Crabbe left the brigadier and closeted himself in his own office. He summoned the company clerk and two hapless lieutenants who'd drawn night duty and set them to work collating all the reports the Dorsets had made on Turkish troop placements. Leaving them to their task, he went to the mess. Two platoons were standing outside awaiting orders. Inside he saw Colonel Perry and two captains studying plans of the native quarter. He managed to leave the building without Perry spotting him and headed for the hospital.

John and Knight were breakfasting on fish and coarse native flatbread in Knight's alcove.

‘Mud fish and sawdust bread?' Knight offered Crabbe a plate.

Crabbe's stomach revolted at the thought. ‘Tea would be good if there's any in the pot.'

John poured him a glass.

Crabbe looked at it suspiciously.

‘It's what passes for clean here,' John joked.

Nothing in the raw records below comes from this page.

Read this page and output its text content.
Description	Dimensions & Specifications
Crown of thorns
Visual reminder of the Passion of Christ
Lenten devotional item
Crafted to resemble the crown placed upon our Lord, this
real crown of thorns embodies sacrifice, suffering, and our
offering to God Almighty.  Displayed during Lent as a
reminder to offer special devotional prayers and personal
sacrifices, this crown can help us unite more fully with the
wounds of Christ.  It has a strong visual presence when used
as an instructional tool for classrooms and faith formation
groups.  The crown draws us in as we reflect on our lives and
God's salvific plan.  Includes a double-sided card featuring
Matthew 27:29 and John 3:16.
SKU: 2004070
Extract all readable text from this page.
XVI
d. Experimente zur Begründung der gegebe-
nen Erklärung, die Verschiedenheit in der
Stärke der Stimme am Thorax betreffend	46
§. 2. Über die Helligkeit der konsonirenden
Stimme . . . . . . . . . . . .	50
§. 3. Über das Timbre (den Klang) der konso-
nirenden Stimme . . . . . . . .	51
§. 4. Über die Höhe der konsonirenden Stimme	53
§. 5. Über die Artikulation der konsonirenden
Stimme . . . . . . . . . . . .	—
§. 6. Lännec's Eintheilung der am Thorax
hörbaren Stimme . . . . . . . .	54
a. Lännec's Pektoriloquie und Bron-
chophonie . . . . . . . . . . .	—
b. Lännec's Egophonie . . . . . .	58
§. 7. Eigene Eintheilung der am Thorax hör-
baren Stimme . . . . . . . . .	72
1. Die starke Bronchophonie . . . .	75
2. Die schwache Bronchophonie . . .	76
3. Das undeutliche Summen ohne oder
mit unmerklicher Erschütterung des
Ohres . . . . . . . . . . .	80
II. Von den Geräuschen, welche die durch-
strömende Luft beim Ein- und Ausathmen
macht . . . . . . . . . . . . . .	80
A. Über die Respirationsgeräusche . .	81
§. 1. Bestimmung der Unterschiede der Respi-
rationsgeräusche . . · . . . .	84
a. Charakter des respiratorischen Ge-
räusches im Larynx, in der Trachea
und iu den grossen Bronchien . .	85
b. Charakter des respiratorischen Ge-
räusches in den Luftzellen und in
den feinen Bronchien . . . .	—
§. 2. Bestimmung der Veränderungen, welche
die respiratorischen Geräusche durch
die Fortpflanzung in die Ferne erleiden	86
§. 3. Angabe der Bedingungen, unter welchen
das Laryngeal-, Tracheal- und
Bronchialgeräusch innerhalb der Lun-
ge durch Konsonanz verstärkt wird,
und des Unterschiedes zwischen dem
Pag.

‘Thank you.' Crabbe took it and sat on a stool. ‘How's Mitkhal?'

‘Asleep, when I left my room. I think I may have overdone the morphine. The problem is the man's the size of an ox. He fought the effects for so long I kept increasing the dose. What's the flap?'

‘You've heard?'

‘The rumour that wireless didn't stop all night? Hasn't everyone?'

Crabbe looked over his shoulder, checked that no one was within listening distance and passed on the information the brigadier had given him.